John Lough
Associate Fellow, Russia and Eurasia Programme
Falling gas prices, increasing competition and a transformation in the way gas is sold internationally have coincided with fallout from Russia’s damaged political relations with Europe and are putting the world’s biggest gas producer under increasing pressure.
Outside the headquarters of GazpromOutside the headquarters of Gazprom during the annual meeting of the company's shareholders in Moscow on 26 June 2015. Photo by ALEXANDER NEMENOV/AFP/Getty Images.

Up until 2009 when Russia cut gas supplies to Ukraine, gas exports were Russia’s most powerful source of influence in its relations with Europe. Gazprom was supplying around one-third of the EU’s gas needs and its customers seemed happy to continue to import increasing volumes of Russian gas on a business model that had not changed for decades.

Those times are over and Gazprom is scrambling to re-cast its export strategy faced by new political and commercial constraints in Europe. At the same time, its move to the Asian markets has run into difficulties and last year’s breakdown of relations with the EU over Ukraine has led European countries to accelerate efforts to diversify supply sources and reduce dependence on Russian gas.

Gazprom is also reluctantly adjusting to new EU rules designed to increase competition in the energy sector that challenge its practice of selling gas on long-term contracts. Despite strong resistance to the idea over many years, it recently held its first auctions for spot gas supplies to Europe.

Several other surprising developments in recent months suggest that Gazprom is rushing to overhaul its export strategy but is finding its room for manoeuvre limited.

In June, Gazprom - together with a set of European partners including Shell - unveiled a project to double the capacity of the Nord Stream pipeline under the Baltic Sea. At a time of uncertainty about future gas demand in Europe as well as potential financing challenges for Gazprom, the commercial case does not appear compelling.

Politically, the timing was also strange. As relations with Europe are strained over Ukraine, this was hardly the time to start a project requiring the consent of European regulators to access EU markets given its potentially damaging consequences for Ukraine’s energy security. Currently, around half of Russia’s gas exports to Europe pass through Ukraine. Expanded Nord Stream capacity could deprive Ukraine of transit revenues and weaken Ukraine’s hand in its negotiations to buy Russian gas.

Gazprom then announced it would halve the planned capacity of its planned Turkish Stream pipeline under the Black Sea. Turkish Stream had been Gazprom’s hasty response to its cancellation last year of the South Stream pipeline to bring Russian gas to its southern European markets, and it had openly described South Stream as part of its efforts to reduce transit dependence on Ukraine to zero. 

Unexpectedly, however, the Russian position on Ukrainian transit also seems to have shifted.  President Putin recently indicated that Russia would continue to supply gas to Europe through Ukraine after 2019 when it had been due to end. This possibly reflects an understanding in the Kremlin that to receive a green light from the EU to operate an expanded Nord Stream pipeline is going to require changing perceptions of Russia’s strategy if not the strategy itself.
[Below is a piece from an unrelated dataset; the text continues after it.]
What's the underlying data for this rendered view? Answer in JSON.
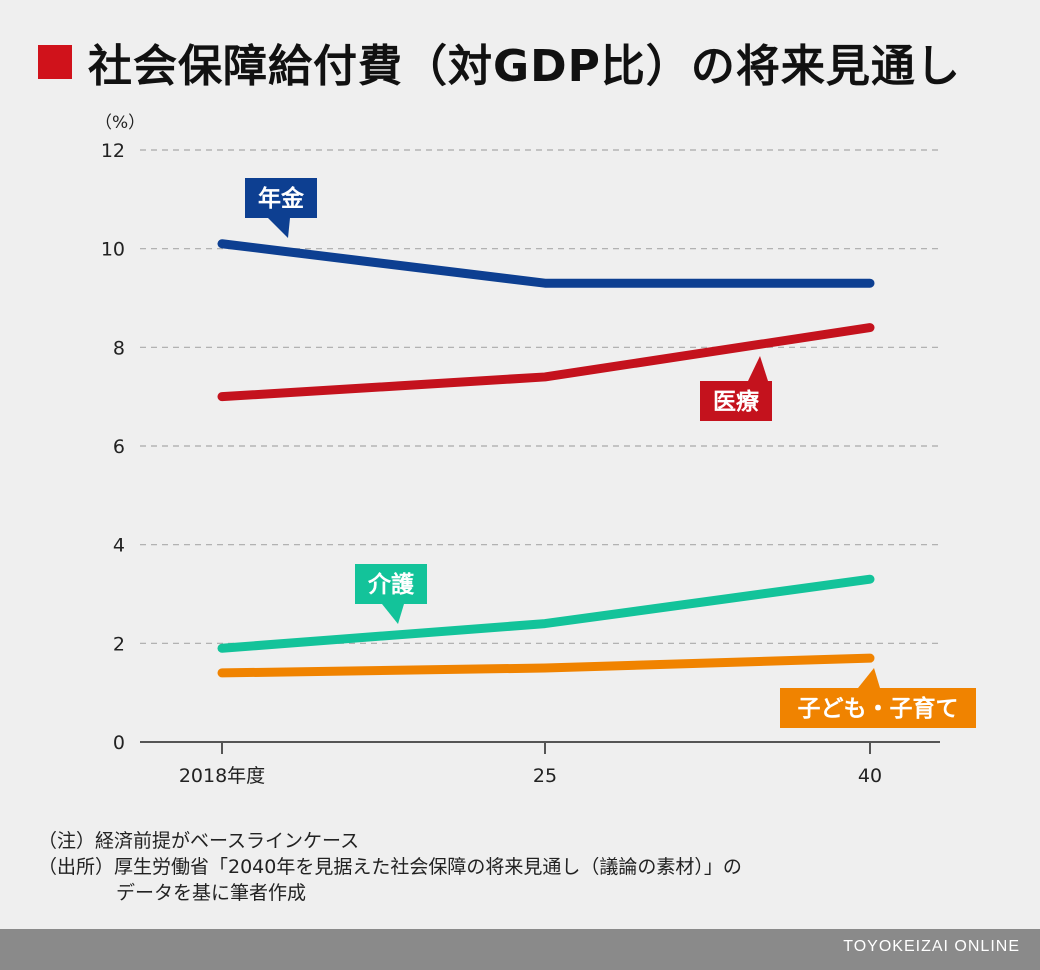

Cross-border energy infrastructure projects work successfully when there is alignment of political and commercial interests on both sides. The current Nord Stream pipeline is not fully loaded because of a 50 per cent restriction on Gazprom’s use of the pipeline that transports gas from its landing point in Germany to the Czech Republic. Efforts to resolve the issue with Brussels stalled after Russia’s annexation of Crimea. 

Gazprom is facing difficulties in Turkey too. Moscow’s relations with Ankara have gone into a rapid downward spiral over Russian actions in Syria coinciding with a legal dispute over a price discount for Russian gas sold to Turkey. This is a challenging context for pursuing co-operation on a new pipeline project.

Finally, Gazprom’s pivot to Asia has hit problems. China’s preferred export route - based on building the 2,200km Power of Siberia pipeline - is looking far less attractive for Gazprom after an oil price fall of more than 50 per cent since the deal was negotiated. Implementation is advancing at a snail’s pace with no prospect of completion by the target date of 2019 and financing hard to obtain. Efforts to develop liquefied natural gas (LNG) exports in the Russian Far East have also suffered serious setbacks because of the low oil price and western sanctions.

Gazprom is not just under pressure from a rapidly changing external environment - its dominant position in the Russian market is also under assault. Rosneft, its main domestic competitor, is likely to try to capitalise on the disarray in Gazprom’s export strategy by increasing its efforts to break Gazprom’s traditional monopoly on pipeline gas exports.

Diversity of supply from Russian sources would contribute to European energy security and help protect Russia’s share of the European market. Gazprom’s woes could yet lead to a healthier gas relationship between Russia and Europe.